Порой Хайнцу казалось, что офицер говорит не столько с ним, сколько с самим собой. Учитывая новые привычки Штернберга, это было неудивительно…

Жил теперь Хайнц не в бараке, а в одной из комнат замка и в лаборатории больше не появлялся. Других перемен, увы, не предвиделось.

День начинался с подкисшего холодного рассвета, что растекался по краю серебристого неба, отбрасывавшего металлический отблеск на многочисленные пустые полированные поверхности – большая часть мебели в квартире, расположенной в восточном крыле замка, не использовалась. Хайнц рассортировывал разбросанные на столе бумаги – записи, карты, атласы, книги – в опрятные стопки. Все бумаги из мусорной корзины он дотла сжигал в камине – таков был приказ офицера. В этой же корзине регулярно находил ампулы из-под раствора морфия. Ампулы производили на Хайнца гнетущее впечатление. Затем Хайнц шёл в столовую – за завтраком – через всё крыло, заодно разглядывая на славу отреставрированные помещения.

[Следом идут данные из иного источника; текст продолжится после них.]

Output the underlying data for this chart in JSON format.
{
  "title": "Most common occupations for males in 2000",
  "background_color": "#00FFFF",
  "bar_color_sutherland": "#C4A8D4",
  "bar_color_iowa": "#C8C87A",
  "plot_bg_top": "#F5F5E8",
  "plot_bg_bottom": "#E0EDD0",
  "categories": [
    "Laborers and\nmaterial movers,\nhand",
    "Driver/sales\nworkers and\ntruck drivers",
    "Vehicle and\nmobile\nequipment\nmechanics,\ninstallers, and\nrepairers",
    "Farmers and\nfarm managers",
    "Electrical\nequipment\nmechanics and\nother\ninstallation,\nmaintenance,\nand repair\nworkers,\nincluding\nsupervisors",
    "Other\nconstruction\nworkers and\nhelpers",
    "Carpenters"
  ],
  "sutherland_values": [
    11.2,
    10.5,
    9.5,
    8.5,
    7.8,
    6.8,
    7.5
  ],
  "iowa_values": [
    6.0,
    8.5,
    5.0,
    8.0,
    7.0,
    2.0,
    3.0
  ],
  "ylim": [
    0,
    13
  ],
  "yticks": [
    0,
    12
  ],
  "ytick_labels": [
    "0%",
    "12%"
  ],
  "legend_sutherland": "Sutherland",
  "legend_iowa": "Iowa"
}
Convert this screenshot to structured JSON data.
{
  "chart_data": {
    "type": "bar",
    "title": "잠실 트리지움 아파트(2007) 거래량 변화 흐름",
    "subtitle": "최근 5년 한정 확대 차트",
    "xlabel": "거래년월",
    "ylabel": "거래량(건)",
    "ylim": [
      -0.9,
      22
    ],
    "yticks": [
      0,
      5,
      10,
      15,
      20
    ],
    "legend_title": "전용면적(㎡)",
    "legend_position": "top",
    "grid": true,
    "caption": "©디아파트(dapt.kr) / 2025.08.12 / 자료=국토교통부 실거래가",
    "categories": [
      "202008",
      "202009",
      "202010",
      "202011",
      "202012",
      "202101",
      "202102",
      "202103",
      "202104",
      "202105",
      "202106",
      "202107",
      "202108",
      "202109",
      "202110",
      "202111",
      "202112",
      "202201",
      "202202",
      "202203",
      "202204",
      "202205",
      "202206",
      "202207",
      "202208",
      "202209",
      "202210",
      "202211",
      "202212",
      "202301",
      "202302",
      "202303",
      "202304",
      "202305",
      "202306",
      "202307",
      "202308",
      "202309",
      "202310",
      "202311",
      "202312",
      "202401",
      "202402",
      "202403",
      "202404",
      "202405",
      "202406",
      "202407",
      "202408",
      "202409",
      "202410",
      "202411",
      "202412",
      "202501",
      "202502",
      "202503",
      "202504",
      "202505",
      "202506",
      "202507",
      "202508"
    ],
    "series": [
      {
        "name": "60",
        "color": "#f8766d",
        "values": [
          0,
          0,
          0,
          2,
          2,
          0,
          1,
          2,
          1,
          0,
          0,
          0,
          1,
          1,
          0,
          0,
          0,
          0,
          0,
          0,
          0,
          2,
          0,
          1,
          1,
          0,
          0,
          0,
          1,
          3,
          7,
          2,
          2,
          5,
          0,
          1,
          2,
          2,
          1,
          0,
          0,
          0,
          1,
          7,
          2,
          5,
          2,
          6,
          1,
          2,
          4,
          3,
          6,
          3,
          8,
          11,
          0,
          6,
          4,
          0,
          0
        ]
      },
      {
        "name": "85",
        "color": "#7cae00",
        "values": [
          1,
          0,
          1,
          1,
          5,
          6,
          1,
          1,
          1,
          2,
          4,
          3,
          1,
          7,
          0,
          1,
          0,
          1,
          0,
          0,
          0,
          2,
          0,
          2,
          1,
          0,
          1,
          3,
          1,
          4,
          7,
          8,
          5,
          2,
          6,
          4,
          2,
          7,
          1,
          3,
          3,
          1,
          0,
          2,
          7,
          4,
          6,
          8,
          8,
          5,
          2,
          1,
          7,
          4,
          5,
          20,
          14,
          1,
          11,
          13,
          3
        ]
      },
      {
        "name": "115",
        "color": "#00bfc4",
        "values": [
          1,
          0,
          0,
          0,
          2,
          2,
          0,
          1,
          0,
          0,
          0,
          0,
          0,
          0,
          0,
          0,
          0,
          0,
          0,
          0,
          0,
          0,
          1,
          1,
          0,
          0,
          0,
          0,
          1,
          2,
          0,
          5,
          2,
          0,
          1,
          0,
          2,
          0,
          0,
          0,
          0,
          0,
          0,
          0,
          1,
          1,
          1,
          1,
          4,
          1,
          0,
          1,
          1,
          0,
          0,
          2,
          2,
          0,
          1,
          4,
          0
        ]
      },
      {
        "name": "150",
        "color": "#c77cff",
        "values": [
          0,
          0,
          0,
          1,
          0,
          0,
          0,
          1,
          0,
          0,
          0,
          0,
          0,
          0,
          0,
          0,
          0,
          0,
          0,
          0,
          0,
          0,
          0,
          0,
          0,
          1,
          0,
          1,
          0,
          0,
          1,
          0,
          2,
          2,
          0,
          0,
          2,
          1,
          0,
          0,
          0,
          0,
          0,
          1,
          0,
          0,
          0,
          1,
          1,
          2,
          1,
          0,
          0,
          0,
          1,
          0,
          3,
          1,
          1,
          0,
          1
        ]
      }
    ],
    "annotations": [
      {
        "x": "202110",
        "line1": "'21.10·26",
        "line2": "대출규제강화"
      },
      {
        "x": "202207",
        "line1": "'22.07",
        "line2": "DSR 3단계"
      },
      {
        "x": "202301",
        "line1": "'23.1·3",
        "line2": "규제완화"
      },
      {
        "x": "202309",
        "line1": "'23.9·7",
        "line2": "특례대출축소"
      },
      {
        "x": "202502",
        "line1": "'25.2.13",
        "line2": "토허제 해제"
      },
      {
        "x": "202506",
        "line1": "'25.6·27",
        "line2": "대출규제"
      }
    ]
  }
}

Работавшие в лаборатории и потому много чего слышавшие от вольных заключённые рассказывали, что фюрер намеревался въехать в новую резиденцию ещё в ноябре прошлого года, но сдать объект к сроку строители не успели. Гитлер так и не приехал, и теперь всем без лишних слов было ясно: фюрер здесь уже, скорее всего, не появится. Роскошные банкетные залы и апартаменты для ближайших соратников, комнаты для прислуги, несколько весьма комфортабельных квартир и около двух десятков номеров для гостей – всё это застыло в пустоте безвременья, готовое принять жильцов самого высокого ранга, но проходили дни, а свежесозданное великолепие по-прежнему оставалось законсервированным в каменной тишине. Разве что квартиры и номера для гостей оказались востребованы эсэсовскими офицерами, руководившими строительными работами, что продолжались на нижних ярусах, или испытаниями, которые шли полным ходом в лабораториях, в том числе подземных. Эти же офицеры безудержно транжирили спиртное из огромных запасов в подвалах замка. Создавалось впечатление, что они все как один понимали, что пропажу дорогих вин, завезённых на случай высочайших приёмов, с них уже никто не спросит. Из замковых подвалов бутылки иногда перекочёвывали и в кабинет Штернберга.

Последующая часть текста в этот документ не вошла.